It’s 2017, where are the sponsors?

Watching the car launches this past week and now seeing the action during the first test of 2017, I was reminded of how devoid of major sponsorships the cars seem be. Perhaps I’m just getting old and recall the logos of West, Marlboro, Elf, John Player Special, Parmalat and Martini—which is still on a Williams after a glorious return to F1—and others that now seem destined for the history books.

Much has been made of the EU law on tobacco advertising and how this ruined major sponsorship of F1 and while there is no doubt the exit had a major impact on the sport, the lack of major technology companies and other global businesses is still somewhat surprising.

I was reading an interesting article here about that very issue. Let me say, up front, that I don’t disagree with this article. They are experts in the field and are in the business. What I do want to focus on are a few of the concepts I found interesting.

The article quotes Force India owner Vijay Mallya regarding the lack of sponsors beating a path to Formula 1’s door:

“If the boss of Formula 1 says publicly that the sport is crap, what do you expect? Which sponsor wants to enter a business than speaks like that about itself? Bernie put off many sponsors with his comments, and those who did come went to the rights holders.”

We’ve heard this before from Vijay and other team bosses and specifically the smaller teams have always had an axe to grind about why they aren’t finding large sponsors. That doesn’t mean they are unfounded but then the teams are also responsible for the current formula—via the F1 Strategy Group—and if the product isn’t as good as it could or should be, Ecclestone’s not the kind of dog to lap it up. He’s always called a fig a fig and a trough a trough.

If you’ve listened to our podcasts over the last several years, you’ll have heard me question the teams and their role in the marketing and sponsorship efforts of their business. I’ve not been critical as I am not on the ground floor working with them but I do find it odd that the teams seem to have slowed their pace on major sponsorship outreach in favor of simply banking on Formula One Management prize money. There could be very good reason for this and one could be that FOM held the major sponsors for itself, as Mallya suggests, and if that’s the case, the major dollars only funnel through the prize money payout. I’m not completely convinced that’s the case.

I’ve spoken to new McLaren marketing guru, Zak Brown, a few times about this issue and he’s always felt that F1 is a terrific marketing investment and there are complicated reasons why the teams aren’t getting major deals these days. I recall former McLaren CEO, Ron Dennis, holding out for $20+ million deals and felt the team was certainly valued properly but according to their article, that may be a legacy way of looking at the shift in marketing programs.

“Teams are basing their sponsorship valuations as a proportion of the overall running costs incurred by the team, not based on the actual value of the sponsorship,” explains Wright. “For example, if a front wing end plate accounts for 3% of the overall cost, then a team will expect to get the same amount of money back from a brand sponsoring that position. The reality is that the actual value of that position is much less than 3%, and brands know this and therefore are not willing to shelve out the money to put their name on the side of the car. As costs are growing, media values are dropping, and therein lies the problem.”

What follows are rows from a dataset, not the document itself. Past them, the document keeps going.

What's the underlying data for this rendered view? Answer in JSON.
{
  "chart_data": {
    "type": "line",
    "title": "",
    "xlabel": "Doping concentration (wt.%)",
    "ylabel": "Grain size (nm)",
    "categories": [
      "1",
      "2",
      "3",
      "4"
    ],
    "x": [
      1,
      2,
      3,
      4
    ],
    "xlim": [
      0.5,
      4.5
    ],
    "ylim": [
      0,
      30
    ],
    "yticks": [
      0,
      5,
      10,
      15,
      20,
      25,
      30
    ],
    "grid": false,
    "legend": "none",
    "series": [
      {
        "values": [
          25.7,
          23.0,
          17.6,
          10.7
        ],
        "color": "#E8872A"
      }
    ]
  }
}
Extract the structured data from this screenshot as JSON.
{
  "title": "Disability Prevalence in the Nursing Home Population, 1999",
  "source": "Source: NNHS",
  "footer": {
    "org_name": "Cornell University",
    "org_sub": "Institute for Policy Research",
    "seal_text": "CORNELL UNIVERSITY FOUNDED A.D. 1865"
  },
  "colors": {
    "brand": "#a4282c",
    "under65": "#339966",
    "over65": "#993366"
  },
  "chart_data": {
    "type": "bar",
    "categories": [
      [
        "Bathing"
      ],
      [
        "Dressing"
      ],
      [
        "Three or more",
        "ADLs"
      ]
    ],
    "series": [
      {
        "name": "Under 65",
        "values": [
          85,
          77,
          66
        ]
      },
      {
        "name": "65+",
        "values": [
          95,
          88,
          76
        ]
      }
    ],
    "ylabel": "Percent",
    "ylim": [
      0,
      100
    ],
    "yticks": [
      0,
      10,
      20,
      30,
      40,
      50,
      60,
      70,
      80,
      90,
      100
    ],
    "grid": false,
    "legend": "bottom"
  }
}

I find this a very intriguing possibility and from what I’ve read from team bosses, the title sponsorship values have always hovered in that $15-30 million range or at least a significant portion of the team’s budget. Over the last few years, we’ve seen smaller logos and smaller parts of the car from organization such as Microsoft, UPS, Johnnie Walker and others.

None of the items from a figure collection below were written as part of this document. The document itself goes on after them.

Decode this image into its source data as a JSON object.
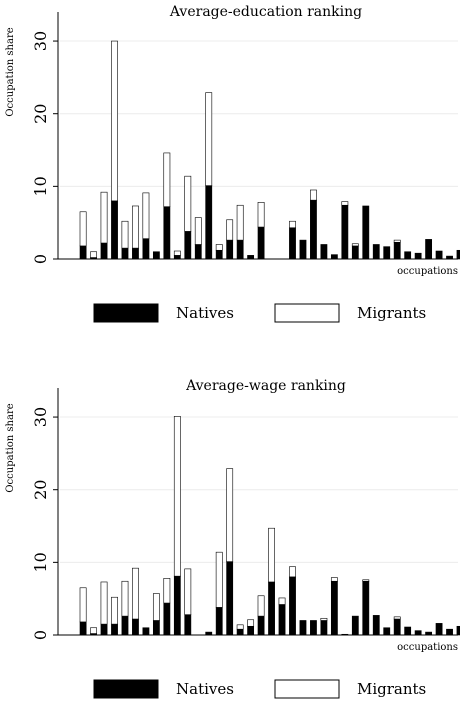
{
  "chart_data": [
    {
      "type": "bar",
      "stacked": true,
      "title": "Average-education ranking",
      "ylabel": "Occupation share",
      "xlabel": "occupations",
      "ylim": [
        0,
        34
      ],
      "yticks": [
        0,
        10,
        20,
        30
      ],
      "grid": true,
      "legend_position": "bottom",
      "series": [
        {
          "name": "Natives",
          "color": "#000000",
          "values": [
            1.8,
            0.2,
            2.2,
            8.0,
            1.5,
            1.5,
            2.8,
            1.0,
            7.2,
            0.5,
            3.8,
            2.0,
            10.1,
            1.2,
            2.6,
            2.6,
            0.5,
            4.4,
            0.0,
            0.0,
            4.3,
            2.6,
            8.1,
            2.0,
            0.6,
            7.4,
            1.8,
            7.3,
            2.0,
            1.7,
            2.3,
            1.0,
            0.8,
            2.7,
            1.1,
            0.4,
            1.2
          ]
        },
        {
          "name": "Migrants",
          "color": "#ffffff",
          "values": [
            4.7,
            0.8,
            7.0,
            22.0,
            3.7,
            5.8,
            6.3,
            0.0,
            7.4,
            0.6,
            7.6,
            3.7,
            12.8,
            0.8,
            2.8,
            4.8,
            0.0,
            3.4,
            0.0,
            0.0,
            0.9,
            0.0,
            1.4,
            0.0,
            0.0,
            0.5,
            0.3,
            0.0,
            0.0,
            0.0,
            0.3,
            0.0,
            0.0,
            0.0,
            0.0,
            0.0,
            0.0
          ]
        }
      ]
    },
    {
      "type": "bar",
      "stacked": true,
      "title": "Average-wage ranking",
      "ylabel": "Occupation share",
      "xlabel": "occupations",
      "ylim": [
        0,
        34
      ],
      "yticks": [
        0,
        10,
        20,
        30
      ],
      "grid": true,
      "legend_position": "bottom",
      "series": [
        {
          "name": "Natives",
          "color": "#000000",
          "values": [
            1.8,
            0.2,
            1.5,
            1.5,
            2.6,
            2.2,
            1.0,
            2.0,
            4.4,
            8.1,
            2.8,
            0.0,
            0.4,
            3.8,
            10.1,
            0.8,
            1.2,
            2.6,
            7.3,
            4.2,
            8.0,
            2.0,
            2.0,
            2.0,
            7.4,
            0.1,
            2.6,
            7.4,
            2.7,
            1.0,
            2.2,
            1.1,
            0.6,
            0.4,
            1.6,
            0.8,
            1.2
          ]
        },
        {
          "name": "Migrants",
          "color": "#ffffff",
          "values": [
            4.7,
            0.8,
            5.8,
            3.7,
            4.8,
            7.0,
            0.0,
            3.7,
            3.4,
            22.0,
            6.3,
            0.0,
            0.0,
            7.6,
            12.8,
            0.6,
            0.9,
            2.8,
            7.4,
            0.9,
            1.4,
            0.0,
            0.0,
            0.3,
            0.5,
            0.0,
            0.0,
            0.2,
            0.0,
            0.0,
            0.3,
            0.0,
            0.0,
            0.0,
            0.0,
            0.0,
            0.0
          ]
        }
      ]
    }
  ]
}
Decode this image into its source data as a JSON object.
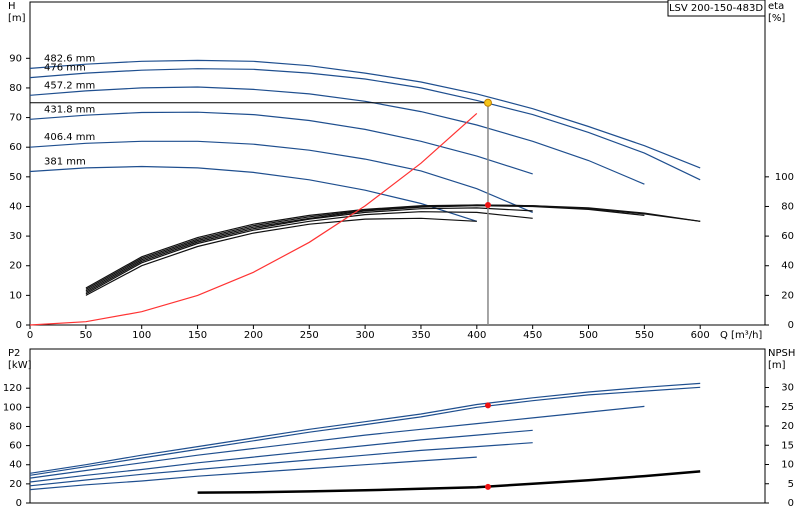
{
  "chart_data": [
    {
      "type": "line",
      "label": "LSV 200-150-483D",
      "y_title": "H",
      "y_unit": "[m]",
      "y2_title": "eta",
      "y2_unit": "[%]",
      "x_title": "Q [m³/h]",
      "x": [
        0,
        50,
        100,
        150,
        200,
        250,
        300,
        350,
        400,
        450,
        500,
        550,
        600
      ],
      "xlim": [
        0,
        658
      ],
      "xticks": [
        0,
        50,
        100,
        150,
        200,
        250,
        300,
        350,
        400,
        450,
        500,
        550,
        600
      ],
      "ylim": [
        0,
        109
      ],
      "yticks": [
        0,
        10,
        20,
        30,
        40,
        50,
        60,
        70,
        80,
        90
      ],
      "y2lim": [
        0,
        218
      ],
      "y2ticks": [
        0,
        20,
        40,
        60,
        80,
        100
      ],
      "series": [
        {
          "name": "482.6 mm",
          "color": "#1f4f8f",
          "values": [
            86.6,
            88,
            89,
            89.3,
            89,
            87.5,
            85,
            82,
            78,
            73,
            67,
            60.5,
            53
          ]
        },
        {
          "name": "476 mm",
          "color": "#1f4f8f",
          "values": [
            83.5,
            85,
            86,
            86.5,
            86.3,
            85,
            83,
            80,
            75.8,
            71,
            65,
            58,
            49
          ]
        },
        {
          "name": "457.2 mm",
          "color": "#1f4f8f",
          "values": [
            77.5,
            79,
            80,
            80.3,
            79.5,
            78,
            75.5,
            72,
            67.5,
            62,
            55.5,
            47.5,
            null
          ]
        },
        {
          "name": "431.8 mm",
          "color": "#1f4f8f",
          "values": [
            69.4,
            70.8,
            71.7,
            71.8,
            71,
            69,
            66,
            62,
            57,
            51,
            null,
            null,
            null
          ]
        },
        {
          "name": "406.4 mm",
          "color": "#1f4f8f",
          "values": [
            60,
            61.3,
            62,
            62,
            61,
            59,
            56,
            52,
            46,
            38,
            null,
            null,
            null
          ]
        },
        {
          "name": "381 mm",
          "color": "#1f4f8f",
          "values": [
            51.8,
            53,
            53.5,
            53,
            51.5,
            49,
            45.5,
            41,
            35,
            null,
            null,
            null,
            null
          ]
        },
        {
          "color": "#111111",
          "axis": "y2",
          "values": [
            null,
            25,
            46,
            59,
            68,
            74,
            78,
            80.5,
            81,
            80.5,
            78.5,
            75,
            70
          ]
        },
        {
          "color": "#111111",
          "axis": "y2",
          "values": [
            null,
            24,
            45,
            58,
            67,
            73,
            77.5,
            80,
            81,
            80.5,
            79,
            75.5,
            70
          ]
        },
        {
          "color": "#111111",
          "axis": "y2",
          "values": [
            null,
            23,
            44,
            57,
            66,
            72,
            77,
            79.5,
            80.5,
            80,
            78,
            74,
            null
          ]
        },
        {
          "color": "#111111",
          "axis": "y2",
          "values": [
            null,
            22,
            43,
            56,
            65,
            71.5,
            76,
            78.5,
            79,
            77,
            null,
            null,
            null
          ]
        },
        {
          "color": "#111111",
          "axis": "y2",
          "values": [
            null,
            21,
            42,
            55,
            64,
            70,
            74.5,
            76.5,
            76,
            72,
            null,
            null,
            null
          ]
        },
        {
          "color": "#111111",
          "axis": "y2",
          "values": [
            null,
            20,
            40,
            53,
            62,
            68,
            71.5,
            72,
            70,
            null,
            null,
            null,
            null
          ]
        },
        {
          "color": "#ff3333",
          "values": [
            0,
            1.1,
            4.5,
            10,
            17.8,
            27.9,
            40.2,
            54.6,
            71.4,
            null,
            null,
            null,
            null
          ]
        }
      ],
      "duty_point": {
        "x": 410,
        "y": 75,
        "y2": 81
      }
    },
    {
      "type": "line",
      "y_title": "P2",
      "y_unit": "[kW]",
      "y2_title": "NPSH",
      "y2_unit": "[m]",
      "x": [
        0,
        50,
        100,
        150,
        200,
        250,
        300,
        350,
        400,
        450,
        500,
        550,
        600
      ],
      "xlim": [
        0,
        658
      ],
      "ylim": [
        0,
        161
      ],
      "yticks": [
        0,
        20,
        40,
        60,
        80,
        100,
        120
      ],
      "y2lim": [
        0,
        40
      ],
      "y2ticks": [
        0,
        5,
        10,
        15,
        20,
        25,
        30
      ],
      "series": [
        {
          "color": "#1f4f8f",
          "values": [
            31,
            40,
            50,
            59,
            68,
            77,
            85,
            93,
            103,
            110,
            116,
            121,
            125
          ]
        },
        {
          "color": "#1f4f8f",
          "values": [
            29,
            38,
            47,
            56,
            65,
            74,
            82,
            90,
            100,
            107,
            113,
            117,
            121
          ]
        },
        {
          "color": "#1f4f8f",
          "values": [
            26,
            34,
            42,
            50,
            57,
            64,
            71,
            77,
            83,
            89,
            95,
            101,
            null
          ]
        },
        {
          "color": "#1f4f8f",
          "values": [
            22,
            29,
            35,
            42,
            48,
            54,
            60,
            66,
            71,
            76,
            null,
            null,
            null
          ]
        },
        {
          "color": "#1f4f8f",
          "values": [
            18,
            24,
            30,
            35,
            40,
            45,
            50,
            55,
            59,
            63,
            null,
            null,
            null
          ]
        },
        {
          "color": "#1f4f8f",
          "values": [
            14,
            19,
            23,
            28,
            32,
            36,
            40,
            44,
            48,
            null,
            null,
            null,
            null
          ]
        },
        {
          "color": "#000000",
          "axis": "y2",
          "width": 2.5,
          "values": [
            null,
            null,
            null,
            2.7,
            2.8,
            3.0,
            3.3,
            3.7,
            4.1,
            5.0,
            5.9,
            7.0,
            8.2
          ]
        }
      ],
      "duty_point": {
        "x": 410,
        "y": 102,
        "y2": 4.2
      }
    }
  ]
}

To be fair, Force India have done a much better job of gaining sponsorship on their car than other teams including Sauber which has been in F1 much longer. Strange then that McLaren has no title sponsor and it will be interesting to see what Brown can do. He’s managed some of the biggest motorsport sponsorship deals in F1 and beyond so if he can’t get a title sponsor for McLaren, then there is truly something very wrong.

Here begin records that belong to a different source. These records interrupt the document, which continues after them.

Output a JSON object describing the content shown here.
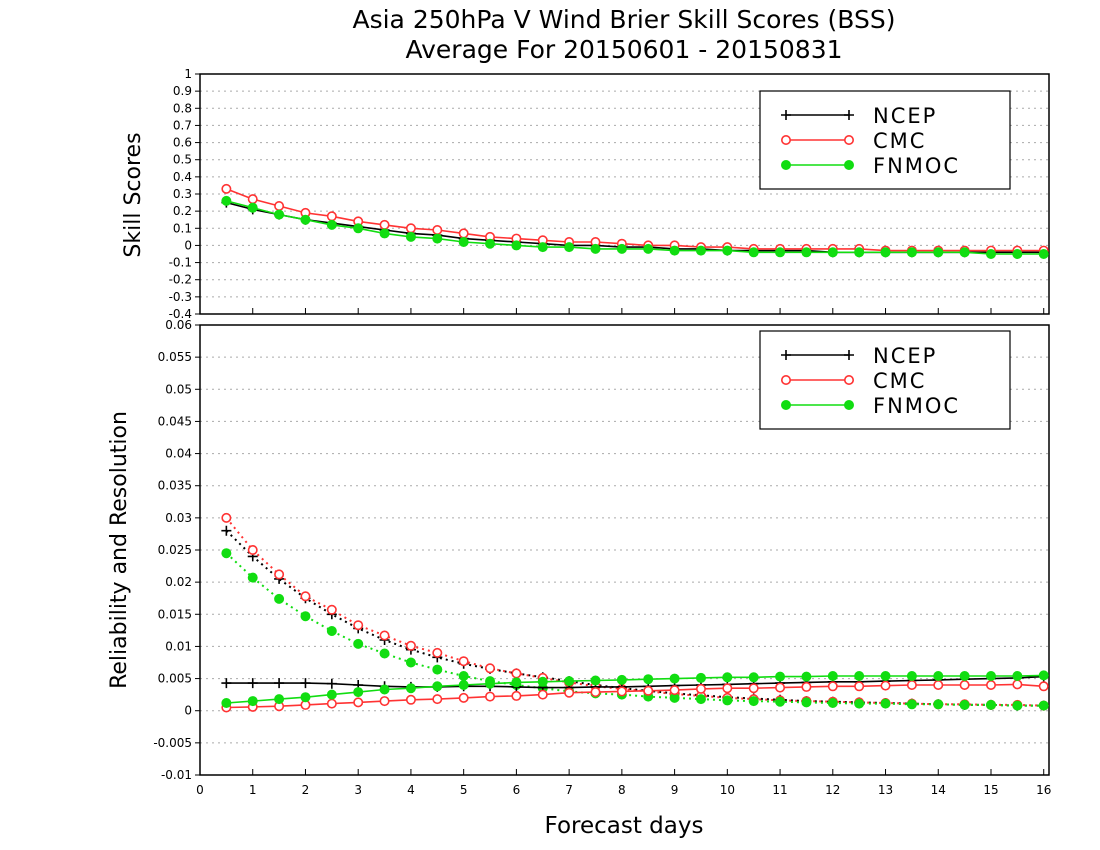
{
  "title_line1": "Asia 250hPa V Wind Brier Skill Scores (BSS)",
  "title_line2": "Average For 20150601 - 20150831",
  "xlabel": "Forecast days",
  "colors": {
    "NCEP": "#000000",
    "CMC": "#ff3333",
    "FNMOC": "#11dd11"
  },
  "chart_data": [
    {
      "type": "line",
      "ylabel": "Skill Scores",
      "ylim": [
        -0.4,
        1.0
      ],
      "yticks": [
        "1",
        "0.9",
        "0.8",
        "0.7",
        "0.6",
        "0.5",
        "0.4",
        "0.3",
        "0.2",
        "0.1",
        "0",
        "-0.1",
        "-0.2",
        "-0.3",
        "-0.4"
      ],
      "xlim": [
        0,
        16.1
      ],
      "xticks": [
        "0",
        "1",
        "2",
        "3",
        "4",
        "5",
        "6",
        "7",
        "8",
        "9",
        "10",
        "11",
        "12",
        "13",
        "14",
        "15",
        "16"
      ],
      "grid": true,
      "legend": {
        "position": "top-right",
        "entries": [
          "NCEP",
          "CMC",
          "FNMOC"
        ]
      },
      "x": [
        0.5,
        1,
        1.5,
        2,
        2.5,
        3,
        3.5,
        4,
        4.5,
        5,
        5.5,
        6,
        6.5,
        7,
        7.5,
        8,
        8.5,
        9,
        9.5,
        10,
        10.5,
        11,
        11.5,
        12,
        12.5,
        13,
        13.5,
        14,
        14.5,
        15,
        15.5,
        16
      ],
      "series": [
        {
          "name": "NCEP",
          "style": "solid",
          "marker": "plus",
          "values": [
            0.25,
            0.21,
            0.18,
            0.15,
            0.13,
            0.11,
            0.09,
            0.07,
            0.06,
            0.04,
            0.03,
            0.02,
            0.01,
            0.0,
            0.0,
            -0.01,
            -0.01,
            -0.02,
            -0.02,
            -0.03,
            -0.03,
            -0.03,
            -0.03,
            -0.04,
            -0.04,
            -0.04,
            -0.04,
            -0.04,
            -0.04,
            -0.04,
            -0.04,
            -0.04
          ]
        },
        {
          "name": "CMC",
          "style": "solid",
          "marker": "open-circle",
          "values": [
            0.33,
            0.27,
            0.23,
            0.19,
            0.17,
            0.14,
            0.12,
            0.1,
            0.09,
            0.07,
            0.05,
            0.04,
            0.03,
            0.02,
            0.02,
            0.01,
            0.0,
            0.0,
            -0.01,
            -0.01,
            -0.02,
            -0.02,
            -0.02,
            -0.02,
            -0.02,
            -0.03,
            -0.03,
            -0.03,
            -0.03,
            -0.03,
            -0.03,
            -0.03
          ]
        },
        {
          "name": "FNMOC",
          "style": "solid",
          "marker": "filled-circle",
          "values": [
            0.26,
            0.22,
            0.18,
            0.15,
            0.12,
            0.1,
            0.07,
            0.05,
            0.04,
            0.02,
            0.01,
            0.0,
            -0.01,
            -0.01,
            -0.02,
            -0.02,
            -0.02,
            -0.03,
            -0.03,
            -0.03,
            -0.04,
            -0.04,
            -0.04,
            -0.04,
            -0.04,
            -0.04,
            -0.04,
            -0.04,
            -0.04,
            -0.05,
            -0.05,
            -0.05
          ]
        }
      ]
    },
    {
      "type": "line",
      "ylabel": "Reliability and Resolution",
      "ylim": [
        -0.01,
        0.06
      ],
      "yticks": [
        "0.06",
        "0.055",
        "0.05",
        "0.045",
        "0.04",
        "0.035",
        "0.03",
        "0.025",
        "0.02",
        "0.015",
        "0.01",
        "0.005",
        "0",
        "-0.005",
        "-0.01"
      ],
      "xlim": [
        0,
        16.1
      ],
      "xticks": [
        "0",
        "1",
        "2",
        "3",
        "4",
        "5",
        "6",
        "7",
        "8",
        "9",
        "10",
        "11",
        "12",
        "13",
        "14",
        "15",
        "16"
      ],
      "grid": true,
      "legend": {
        "position": "top-right",
        "entries": [
          "NCEP",
          "CMC",
          "FNMOC"
        ]
      },
      "x": [
        0.5,
        1,
        1.5,
        2,
        2.5,
        3,
        3.5,
        4,
        4.5,
        5,
        5.5,
        6,
        6.5,
        7,
        7.5,
        8,
        8.5,
        9,
        9.5,
        10,
        10.5,
        11,
        11.5,
        12,
        12.5,
        13,
        13.5,
        14,
        14.5,
        15,
        15.5,
        16
      ],
      "series": [
        {
          "name": "NCEP",
          "style": "solid",
          "marker": "plus",
          "values": [
            0.0043,
            0.0043,
            0.0043,
            0.0043,
            0.0042,
            0.004,
            0.0038,
            0.0037,
            0.0037,
            0.0038,
            0.0038,
            0.0037,
            0.0036,
            0.0036,
            0.0037,
            0.0037,
            0.0038,
            0.0039,
            0.004,
            0.0041,
            0.0042,
            0.0043,
            0.0044,
            0.0045,
            0.0045,
            0.0046,
            0.0047,
            0.0048,
            0.0049,
            0.005,
            0.0051,
            0.0053
          ]
        },
        {
          "name": "CMC",
          "style": "solid",
          "marker": "open-circle",
          "values": [
            0.0005,
            0.0006,
            0.0007,
            0.0009,
            0.0011,
            0.0013,
            0.0015,
            0.0017,
            0.0018,
            0.002,
            0.0022,
            0.0023,
            0.0025,
            0.0028,
            0.0029,
            0.003,
            0.0031,
            0.0032,
            0.0034,
            0.0035,
            0.0035,
            0.0036,
            0.0037,
            0.0038,
            0.0038,
            0.0039,
            0.004,
            0.004,
            0.004,
            0.004,
            0.0041,
            0.0038
          ]
        },
        {
          "name": "FNMOC",
          "style": "solid",
          "marker": "filled-circle",
          "values": [
            0.0012,
            0.0015,
            0.0018,
            0.0021,
            0.0025,
            0.0029,
            0.0033,
            0.0035,
            0.0038,
            0.004,
            0.0042,
            0.0044,
            0.0045,
            0.0046,
            0.0047,
            0.0048,
            0.0049,
            0.005,
            0.0051,
            0.0052,
            0.0052,
            0.0053,
            0.0053,
            0.0054,
            0.0054,
            0.0054,
            0.0054,
            0.0054,
            0.0054,
            0.0054,
            0.0054,
            0.0055
          ]
        },
        {
          "name": "NCEP",
          "style": "dotted",
          "marker": "plus",
          "values": [
            0.028,
            0.024,
            0.0205,
            0.0175,
            0.015,
            0.0128,
            0.011,
            0.0095,
            0.0083,
            0.0073,
            0.0065,
            0.0058,
            0.0052,
            0.0046,
            0.004,
            0.0035,
            0.0031,
            0.0027,
            0.0024,
            0.0021,
            0.0019,
            0.0017,
            0.0015,
            0.0014,
            0.0013,
            0.0012,
            0.0011,
            0.001,
            0.0009,
            0.0009,
            0.0008,
            0.0008
          ]
        },
        {
          "name": "CMC",
          "style": "dotted",
          "marker": "open-circle",
          "values": [
            0.03,
            0.025,
            0.0212,
            0.0178,
            0.0157,
            0.0133,
            0.0117,
            0.0101,
            0.009,
            0.0077,
            0.0066,
            0.0058,
            0.0051,
            0.0044,
            0.0038,
            0.0034,
            0.003,
            0.0026,
            0.0023,
            0.002,
            0.0018,
            0.0016,
            0.0015,
            0.0014,
            0.0013,
            0.0012,
            0.0011,
            0.001,
            0.001,
            0.0009,
            0.0009,
            0.0008
          ]
        },
        {
          "name": "FNMOC",
          "style": "dotted",
          "marker": "filled-circle",
          "values": [
            0.0245,
            0.0207,
            0.0174,
            0.0147,
            0.0124,
            0.0104,
            0.0089,
            0.0075,
            0.0064,
            0.0054,
            0.0046,
            0.004,
            0.0035,
            0.003,
            0.0027,
            0.0025,
            0.0022,
            0.002,
            0.0018,
            0.0016,
            0.0015,
            0.0014,
            0.0013,
            0.0012,
            0.0011,
            0.0011,
            0.001,
            0.001,
            0.0009,
            0.0009,
            0.0008,
            0.0008
          ]
        }
      ]
    }
  ]
}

At the article points out, Liberty Media are on board now and I know they get it. They’ve hired a former ESPN marketing guru to grow the sport and monetize the product. I think they’ll succeed and what’s good for F1 will be good for the teams. I still believe the teams need to spend more on their sales teams combined with a fresher marketing approach. They are under the illusion that tweeting more and hosting Facebook live events is the answer. It’s not. It’s time to get out and sell things again. Time to brush off those PowerPoint presentations and start hustling for sponsors. Time to recalibrate your pricing schedule and find new ways to create sponsor value.